3.09.2015

Balance.

In an apparent act of Houdini sorcery, my daughter has turned seventeen months old. Time has fluttered past us, beaten forward by the gossamer wings of moths we cannot touch. I see her everyday of my life, so taking note of the incremental changes in her features, slips by. It is only when I look through photographs of days gone that I can fully grasp just how much Lucy has transformed. I took this picture, the one you see here, this past weekend at our Mommy & Me dance class. After the songs and dancing, there's "free time" to play in the gym space. She always makes a beeline for the balance beam. Because she's still getting the hang of keeping her balance on the foam beam as she puts one tiny foot in front of the other, she inevitably reaches for my hand. And I hold it gently, never the first to let go.

Many times throughout the course of a day, Lucy will reach for my hand or she'll raise her arms up towards me, her head tipped back and plead, "up." I know, I know, I've seen the poem immortalized in needlepoint, the one about how babies don't keep, and the housework can wait until the next day, and so on and so forth. And sure, this could easily turn into a Huff Post worthy piece about how in those precious and fleeting scraps of minutes I drop everything that I'm doing and lift my daughter into my arms - but it's not. That wouldn't be honest, that would be too perfectly scripted. The problem with the needlepoint scripture is that it's not practical. Once in a while perhaps, but not on a daily basis.
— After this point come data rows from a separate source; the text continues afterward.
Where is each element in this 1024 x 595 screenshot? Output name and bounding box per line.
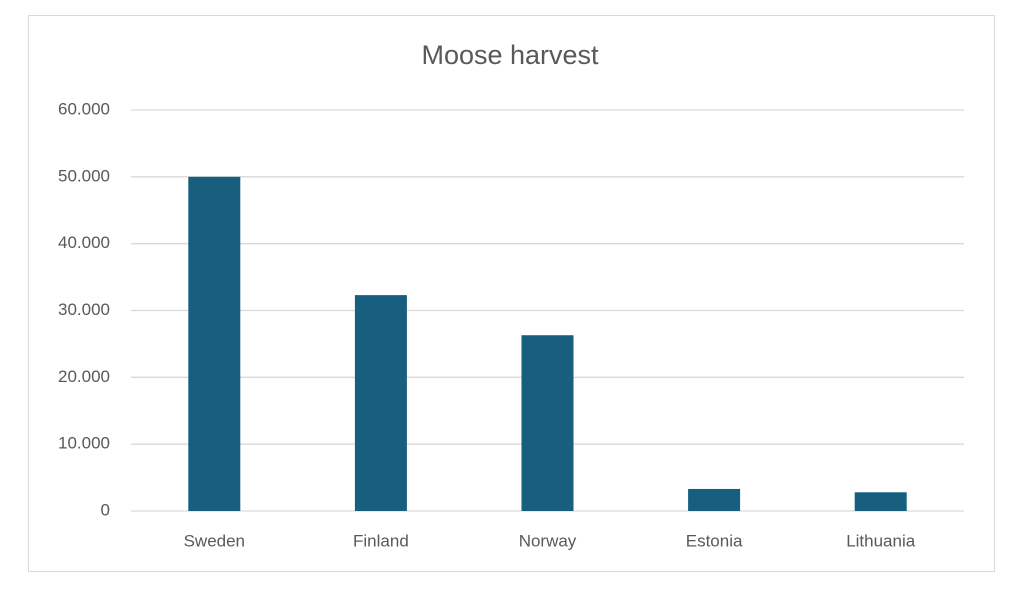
y-tick-label: 40.000 <box>58 233 110 252</box>
bar <box>188 176 241 512</box>
y-tick-label: 0 <box>101 500 110 519</box>
bar <box>521 335 574 511</box>
x-tick-label: Sweden <box>184 531 245 550</box>
y-tick-label: 60.000 <box>58 99 110 118</box>
y-tick-label: 30.000 <box>58 300 110 319</box>
y-tick-label: 50.000 <box>58 166 110 185</box>
x-tick-label: Norway <box>519 531 577 550</box>
y-tick-label: 20.000 <box>58 367 110 386</box>
chart-border <box>28 15 995 572</box>
x-tick-label: Lithuania <box>846 531 916 550</box>
bar <box>854 492 907 511</box>
chart-title: Moose harvest <box>421 40 599 70</box>
bar <box>354 295 407 511</box>
x-tick-label: Estonia <box>686 531 743 550</box>
x-tick-label: Finland <box>353 531 409 550</box>
bar <box>688 488 741 511</box>
y-tick-label: 10.000 <box>58 434 110 453</box>
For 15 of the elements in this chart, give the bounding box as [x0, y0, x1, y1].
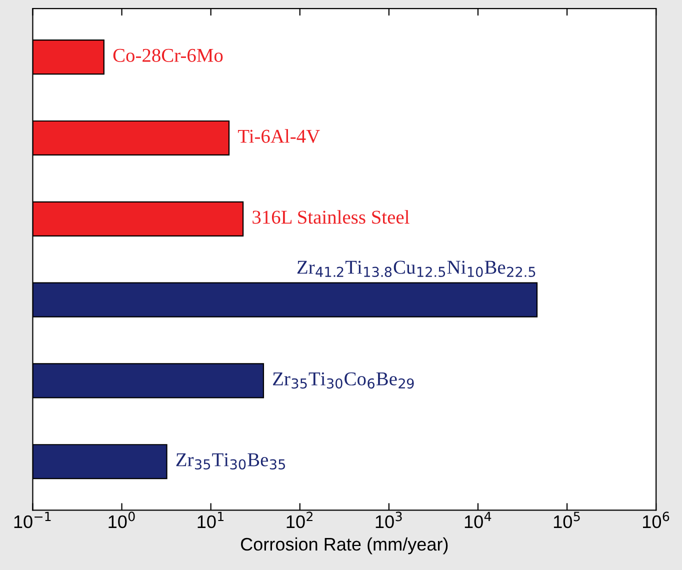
x-tick-label: 10$^{5}$: [554, 512, 580, 528]
y-tick-label: 316L Stainless Steel: [252, 210, 410, 224]
x-axis-title: Corrosion Rate (mm/year): [240, 537, 448, 554]
x-tick-label: 10$^{1}$: [198, 512, 224, 528]
y-tick-label: Zr$_{35}$Ti$_{30}$Co$_{6}$Be$_{29}$: [273, 372, 414, 389]
y-tick-label: Ti-6Al-4V: [238, 129, 320, 143]
y-tick-label: Co-28Cr-6Mo: [113, 48, 223, 62]
x-tick-label: 10$^{3}$: [376, 512, 402, 528]
x-tick-label: 10$^{2}$: [286, 512, 312, 528]
x-tick-label: 10$^{6}$: [643, 512, 670, 528]
y-tick-label: Zr$_{35}$Ti$_{30}$Be$_{35}$: [176, 453, 286, 470]
x-tick-label: 10$^{0}$: [108, 512, 135, 528]
category-label: Zr$_{41.2}$Ti$_{13.8}$Cu$_{12.5}$Ni$_{10}$Be$_{22.5}$: [297, 260, 536, 278]
x-tick-label: 10$^{−1}$: [14, 512, 51, 528]
x-tick-label: 10$^{4}$: [464, 512, 492, 528]
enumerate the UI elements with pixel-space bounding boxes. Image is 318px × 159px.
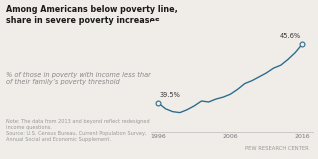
Text: Note: The data from 2013 and beyond reflect redesigned
income questions.
Source:: Note: The data from 2013 and beyond refl… [6,119,150,142]
Text: 39.5%: 39.5% [160,92,181,98]
Text: PEW RESEARCH CENTER: PEW RESEARCH CENTER [245,146,308,151]
Text: Among Americans below poverty line,
share in severe poverty increases: Among Americans below poverty line, shar… [6,5,178,25]
Text: 45.6%: 45.6% [280,33,301,39]
Text: % of those in poverty with income less than half
of their family’s poverty thres: % of those in poverty with income less t… [6,72,167,85]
My version of reality with Lucy involves scrambling to get dinner made while trying to keep her occupied so she doesn't melt down because I can't pick her up. We have a Learning Tower, and she's got her own kitchen tools to play with, but that only lasts for so long. My version of life involves getting the sink full of dishes washed on a Sunday afternoon because if I don't, they will be there the next day - Monday. A work day. A day with drastically limited time in which to make dinner, let alone clean up what had not gotten done over the weekend. Sure the dishes could sit, and I could oblige my daughter's appeals to pick her up, but as certain as Murphy's Law, we'd tumble through the door Monday afternoon, and between requests for milk or crackers or crayons or books, I'd need to make dinner, and inevitably, the tools I'd need to make dinner would be dirty in the sink. It never fails.

Instead of the made-for-TV version of life, this is how our Sunday unfolded: after a lovely morning spent at the Children's Museum, while the babe took her afternoon nap, I made dinner. In the short 30 minutes that was left of her sleep, once I'd gotten everything into the pot, I chose to rest myself. Once she was up, it was teetering on bedlam as I attempted to clean the kitchen, and get her lunches ready for the week. Why not wait until after she goes to bed you may ask? Because I'm beat by then. EXHAUSTED. Because once she's asleep, that's my time, time I have with Big Red to catch up, time I have to watch something useless on television, time to think for myself. To just breathe without interruption. If I'd have dropped everything until after she went to bed, it would have left me, once everything was finished, a paltry half hour before it was time for my own date with the Sandman.

I'm not interested in wishing away my daughter's childhood. No way. Of course I look forward to her independence, but I'm also painfully aware that one day she won't grab my hand. She'll no longer reach up and asked to be lifted into my arms. It's the ceaseless contradiction of Motherhood. You are constantly at odds with a desire to fast-forward time, and yet desperate to stop it altogether for fear of missing something and never getting that moment back again. It's cruel and unfair. My kid walks the foam balance beam every weekend, but so do I - mine is the big girl version, the proverbial plank of timber I'm nearly falling off with every step forward. So I compromise. I give her attention, then I get back to the kitchen. She asks for me, requests things of me, and I attempt to explain that I'm busy. Sometimes she whines, sometimes she finds something else to do.

Sometimes there's just too much to do, too much that stretches my toddler's nearly complete inability to be patient, so I take breaks to chase her around, snatching her up, blowing raspberries into her belly, and reveling in the marvelous music of her laughter. Momentarily, I pause the cadence of the wings on those moths. And then I get back to the dishes.